The "Real Taiwanese Experience" started after that. I chose to go with the 11th grade students on their afternoon trip even though I wasn't on duty this weekend. Why, you ask? Well, my friend Kate was on duty and assigned to that trip so I would be with her. Also, all my other friends were required to work with seniors on college applications that afternoon so I had no one else to hang out with. AND the 11th graders were going to Lukang, the coolest Saturday trip we do!
Lukang is a small fishing village about an hour and a half from Taichung. I guess it is sort of a tourist trap but it's actually pretty nice for foreigners because it has some historical buildings lining the main streets and great little shops that you don't really find in Taiwan too ofton. So all in all, a pretty nice place to experience some of the charm of Taiwan.
Last year I had been to Lukang once while on duty but I was pretty excited to go again because you can also buy some delicious food there! So Kate and I walked around the narrow, winding streets of Lukang on Saturday afternoon and had some of our favorite 11th grade students guiding us around. I really like to take advantage of opportunities like this because it completely turns the tables on my usual teacher-student relationships; it's a really cool way to let the students teach us something about their country and culture.
After a fried oyster pancake, traditional peanut "candy" (not like candy really, it was like a weird wispy almost cotton-candy-esk wrapping around a pocket of peanut powder/paste....sounds weird, but it was pretty delicious), and a cup of the self-proclaimed best iced jasmine milk tea in Taiwan, we boarded the bus again. Kate and I got a good chance to catch up on the bus ride, so all around it was a very nice afternoon.
That evening a group of us teachers decided to go out to dinner then. There were quite a few of us which I always enjoy because then we really have a great gang of Americans on scooters driving around the city! When this happens, we both intrigue and terrify the locals. It is awesome.

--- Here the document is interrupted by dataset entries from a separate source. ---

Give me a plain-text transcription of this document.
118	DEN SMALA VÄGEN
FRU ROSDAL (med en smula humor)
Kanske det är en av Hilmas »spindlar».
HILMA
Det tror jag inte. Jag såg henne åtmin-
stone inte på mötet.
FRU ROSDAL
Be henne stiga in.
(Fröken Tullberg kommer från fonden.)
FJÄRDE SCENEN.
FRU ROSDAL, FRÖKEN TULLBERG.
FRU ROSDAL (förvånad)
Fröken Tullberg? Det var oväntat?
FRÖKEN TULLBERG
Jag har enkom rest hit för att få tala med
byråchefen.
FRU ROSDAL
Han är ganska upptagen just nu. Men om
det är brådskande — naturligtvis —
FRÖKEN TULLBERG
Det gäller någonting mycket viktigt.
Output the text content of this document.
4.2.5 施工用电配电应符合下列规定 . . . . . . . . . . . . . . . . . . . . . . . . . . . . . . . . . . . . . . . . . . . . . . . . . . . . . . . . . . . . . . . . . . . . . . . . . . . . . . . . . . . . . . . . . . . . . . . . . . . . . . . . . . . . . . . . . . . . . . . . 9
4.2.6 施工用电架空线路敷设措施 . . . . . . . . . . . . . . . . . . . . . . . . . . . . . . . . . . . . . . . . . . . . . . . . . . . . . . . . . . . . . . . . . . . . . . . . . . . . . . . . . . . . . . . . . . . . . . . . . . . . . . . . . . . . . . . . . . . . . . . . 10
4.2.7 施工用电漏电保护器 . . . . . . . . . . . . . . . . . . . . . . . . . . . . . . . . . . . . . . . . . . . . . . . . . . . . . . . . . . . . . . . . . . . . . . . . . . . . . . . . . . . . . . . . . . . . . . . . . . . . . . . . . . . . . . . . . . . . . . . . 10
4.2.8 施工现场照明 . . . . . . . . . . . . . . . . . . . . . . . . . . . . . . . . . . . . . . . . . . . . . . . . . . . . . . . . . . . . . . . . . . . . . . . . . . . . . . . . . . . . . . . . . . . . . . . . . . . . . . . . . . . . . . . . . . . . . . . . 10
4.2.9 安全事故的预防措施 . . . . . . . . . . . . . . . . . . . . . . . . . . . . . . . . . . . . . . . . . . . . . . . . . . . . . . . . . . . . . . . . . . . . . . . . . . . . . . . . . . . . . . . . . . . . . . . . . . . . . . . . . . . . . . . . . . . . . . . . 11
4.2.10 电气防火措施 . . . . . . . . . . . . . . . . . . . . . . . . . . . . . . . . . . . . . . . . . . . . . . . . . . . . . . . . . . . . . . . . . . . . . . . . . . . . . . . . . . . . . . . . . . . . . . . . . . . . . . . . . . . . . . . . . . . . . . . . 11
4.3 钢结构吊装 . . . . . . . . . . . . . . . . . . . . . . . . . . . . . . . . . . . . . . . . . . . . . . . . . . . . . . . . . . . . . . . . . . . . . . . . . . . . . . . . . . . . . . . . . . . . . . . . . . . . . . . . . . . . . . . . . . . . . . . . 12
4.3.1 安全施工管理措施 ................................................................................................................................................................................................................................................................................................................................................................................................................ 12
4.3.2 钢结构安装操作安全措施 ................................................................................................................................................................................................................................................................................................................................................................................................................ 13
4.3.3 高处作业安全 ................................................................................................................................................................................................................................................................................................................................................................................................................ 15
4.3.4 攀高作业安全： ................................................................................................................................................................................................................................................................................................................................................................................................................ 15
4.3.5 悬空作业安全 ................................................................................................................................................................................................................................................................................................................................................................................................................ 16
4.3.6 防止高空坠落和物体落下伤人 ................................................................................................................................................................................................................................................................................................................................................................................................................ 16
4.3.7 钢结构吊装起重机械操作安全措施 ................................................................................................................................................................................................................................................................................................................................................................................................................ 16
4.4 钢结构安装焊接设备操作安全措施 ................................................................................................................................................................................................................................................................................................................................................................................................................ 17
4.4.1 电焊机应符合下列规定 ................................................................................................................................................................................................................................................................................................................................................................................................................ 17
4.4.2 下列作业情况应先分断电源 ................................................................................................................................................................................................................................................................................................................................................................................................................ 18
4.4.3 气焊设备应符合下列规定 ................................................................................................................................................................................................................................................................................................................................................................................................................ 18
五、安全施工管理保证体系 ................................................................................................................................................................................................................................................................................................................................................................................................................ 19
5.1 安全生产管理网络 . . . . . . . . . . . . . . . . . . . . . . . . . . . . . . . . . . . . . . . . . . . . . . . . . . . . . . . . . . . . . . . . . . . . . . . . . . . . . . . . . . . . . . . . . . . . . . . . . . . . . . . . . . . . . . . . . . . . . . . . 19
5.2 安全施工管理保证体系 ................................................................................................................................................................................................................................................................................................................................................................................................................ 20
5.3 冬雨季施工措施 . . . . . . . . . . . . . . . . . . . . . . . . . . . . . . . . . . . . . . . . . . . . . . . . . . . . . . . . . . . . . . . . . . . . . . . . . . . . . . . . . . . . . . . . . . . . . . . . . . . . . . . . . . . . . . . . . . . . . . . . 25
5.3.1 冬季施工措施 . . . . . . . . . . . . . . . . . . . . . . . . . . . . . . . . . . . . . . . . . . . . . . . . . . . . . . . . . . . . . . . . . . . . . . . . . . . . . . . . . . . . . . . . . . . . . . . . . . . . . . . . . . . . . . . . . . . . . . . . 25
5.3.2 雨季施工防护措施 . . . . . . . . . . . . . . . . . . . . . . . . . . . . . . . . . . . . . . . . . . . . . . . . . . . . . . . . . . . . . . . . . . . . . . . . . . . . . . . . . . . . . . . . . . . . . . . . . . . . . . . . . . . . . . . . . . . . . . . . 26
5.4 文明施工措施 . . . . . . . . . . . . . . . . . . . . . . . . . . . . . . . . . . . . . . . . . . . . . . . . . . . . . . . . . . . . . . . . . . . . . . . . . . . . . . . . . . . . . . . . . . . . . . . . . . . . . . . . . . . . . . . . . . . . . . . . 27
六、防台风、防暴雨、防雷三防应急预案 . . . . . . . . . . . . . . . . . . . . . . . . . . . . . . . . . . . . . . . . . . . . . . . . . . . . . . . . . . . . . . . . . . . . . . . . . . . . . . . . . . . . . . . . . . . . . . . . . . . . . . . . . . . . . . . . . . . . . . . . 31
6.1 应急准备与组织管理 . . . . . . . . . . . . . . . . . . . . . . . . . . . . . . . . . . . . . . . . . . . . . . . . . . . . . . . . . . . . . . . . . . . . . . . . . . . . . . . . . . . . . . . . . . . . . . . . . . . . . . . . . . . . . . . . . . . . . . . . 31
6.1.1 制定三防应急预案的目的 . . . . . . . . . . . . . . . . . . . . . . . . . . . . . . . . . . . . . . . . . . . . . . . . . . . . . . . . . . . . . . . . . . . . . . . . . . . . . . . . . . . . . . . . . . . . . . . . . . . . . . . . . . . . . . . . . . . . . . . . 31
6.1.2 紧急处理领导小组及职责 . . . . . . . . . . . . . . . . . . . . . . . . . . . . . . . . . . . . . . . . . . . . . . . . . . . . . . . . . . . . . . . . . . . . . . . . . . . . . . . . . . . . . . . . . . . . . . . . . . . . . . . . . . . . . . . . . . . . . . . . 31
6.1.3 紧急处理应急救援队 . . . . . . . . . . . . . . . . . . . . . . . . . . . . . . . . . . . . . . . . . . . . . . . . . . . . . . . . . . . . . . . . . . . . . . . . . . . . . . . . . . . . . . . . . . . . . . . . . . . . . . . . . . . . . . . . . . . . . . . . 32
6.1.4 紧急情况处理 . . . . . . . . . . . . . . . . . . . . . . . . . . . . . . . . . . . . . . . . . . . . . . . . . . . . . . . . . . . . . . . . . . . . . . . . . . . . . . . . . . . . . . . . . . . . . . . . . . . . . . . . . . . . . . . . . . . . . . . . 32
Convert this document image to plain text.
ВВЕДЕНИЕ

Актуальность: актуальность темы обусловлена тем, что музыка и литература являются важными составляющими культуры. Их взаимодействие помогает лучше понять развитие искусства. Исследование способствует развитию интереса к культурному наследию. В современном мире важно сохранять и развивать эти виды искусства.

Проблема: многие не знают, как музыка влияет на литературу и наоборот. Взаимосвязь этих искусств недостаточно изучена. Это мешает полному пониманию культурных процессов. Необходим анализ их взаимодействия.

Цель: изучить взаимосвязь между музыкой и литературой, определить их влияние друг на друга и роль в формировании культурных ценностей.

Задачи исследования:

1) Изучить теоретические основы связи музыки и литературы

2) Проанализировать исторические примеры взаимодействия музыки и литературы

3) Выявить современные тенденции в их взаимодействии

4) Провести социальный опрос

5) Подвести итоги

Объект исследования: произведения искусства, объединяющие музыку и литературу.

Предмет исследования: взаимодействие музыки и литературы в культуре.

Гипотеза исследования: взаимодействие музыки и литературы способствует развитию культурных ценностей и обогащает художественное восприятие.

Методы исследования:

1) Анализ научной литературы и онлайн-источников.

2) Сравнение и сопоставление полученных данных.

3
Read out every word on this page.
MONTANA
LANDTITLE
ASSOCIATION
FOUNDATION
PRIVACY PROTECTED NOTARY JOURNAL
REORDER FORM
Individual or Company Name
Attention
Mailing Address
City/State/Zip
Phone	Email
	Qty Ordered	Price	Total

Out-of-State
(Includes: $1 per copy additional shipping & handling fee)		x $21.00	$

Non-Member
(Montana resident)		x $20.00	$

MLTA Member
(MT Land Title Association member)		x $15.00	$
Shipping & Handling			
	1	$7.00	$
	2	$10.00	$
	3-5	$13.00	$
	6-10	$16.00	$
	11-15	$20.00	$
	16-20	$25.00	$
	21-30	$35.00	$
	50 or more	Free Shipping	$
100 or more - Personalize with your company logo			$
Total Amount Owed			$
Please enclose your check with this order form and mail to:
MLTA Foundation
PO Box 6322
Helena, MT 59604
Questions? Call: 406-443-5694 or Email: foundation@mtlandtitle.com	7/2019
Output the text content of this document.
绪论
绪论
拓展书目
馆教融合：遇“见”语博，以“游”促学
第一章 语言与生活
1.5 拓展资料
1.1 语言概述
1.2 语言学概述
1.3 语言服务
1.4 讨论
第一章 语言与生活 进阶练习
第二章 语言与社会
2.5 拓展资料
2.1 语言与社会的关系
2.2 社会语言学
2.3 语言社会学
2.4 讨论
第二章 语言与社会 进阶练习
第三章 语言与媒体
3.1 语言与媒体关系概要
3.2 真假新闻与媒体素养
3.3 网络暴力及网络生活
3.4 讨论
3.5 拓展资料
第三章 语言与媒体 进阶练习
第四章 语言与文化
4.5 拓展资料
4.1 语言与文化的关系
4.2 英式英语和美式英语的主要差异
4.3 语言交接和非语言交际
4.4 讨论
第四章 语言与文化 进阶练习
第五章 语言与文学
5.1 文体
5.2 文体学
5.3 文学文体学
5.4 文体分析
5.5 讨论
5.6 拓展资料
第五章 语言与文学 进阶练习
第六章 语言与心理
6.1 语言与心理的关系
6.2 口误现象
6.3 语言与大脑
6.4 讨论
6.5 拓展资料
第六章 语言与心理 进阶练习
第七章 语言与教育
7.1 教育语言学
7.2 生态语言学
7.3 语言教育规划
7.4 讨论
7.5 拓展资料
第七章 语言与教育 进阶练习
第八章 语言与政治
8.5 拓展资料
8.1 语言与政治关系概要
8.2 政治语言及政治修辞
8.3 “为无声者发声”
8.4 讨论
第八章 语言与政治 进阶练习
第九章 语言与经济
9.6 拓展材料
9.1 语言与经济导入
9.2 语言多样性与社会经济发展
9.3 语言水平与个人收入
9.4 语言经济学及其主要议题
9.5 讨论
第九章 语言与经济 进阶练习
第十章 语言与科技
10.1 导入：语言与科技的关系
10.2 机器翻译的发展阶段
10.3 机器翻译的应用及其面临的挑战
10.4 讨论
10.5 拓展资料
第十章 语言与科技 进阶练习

Last night we weren't heading into Taichung though, we were heading out and up. With one of the new teachers riding on the back of my scooter, our gang traveled up the mountains surrounding Taichung for about 45 minutes to a restaurant on top of a super high ridge overlooking the city lights. There we had dinner at the Mushroom Palace. Now we're not really sure what the name of this place actually is, but since they serve any and all kinds of mushrooms that are grown on that mountainside, we thought that would be an appropriate name for the place.
After a wonderful dinner of traditional mushroom hotpot, we decided to check out a pseudo-underground bar that we had been hearing about for a while. In the same area of the city, out in the foothills of the mountains around Taichung, there is an abandoned amusement park. This is the site that a few crazy foreigners have created some sort of hippy cooperative including a bar called The Refuge. This is were we went.
To say it was bizarre is probably the understatement of the year. The actual bar is pretty normal, big on the inside with your standard bar stools and pool tables. I mean, its pretty weird to be in a room with almost all foreigners and be able to understand the conversations around you, but you get used to that. It really gets odd when you start exploring the grounds because you can walk in the dried out lazy river, check out the old zip lines (not go on them, I'm pretty sure that would be certain death), or go explore in the odd African safari themed statues. It has a creepy, scene-from-a-horror-film feel to it, and all the while I was concerned that I would run into one of the seven poisonous snakes in Taiwan. Have no fear, we didn't see any wildlife besides the bugs out there!
It's weekends like this one that really reinvigorates my love of Taiwan. It is easy to forget you are living in a foreign country when you teach all day and come home at night only to grade more, plan more, and go to bed. It's the weekends that remind me how cool of an experience this is, and I still love it!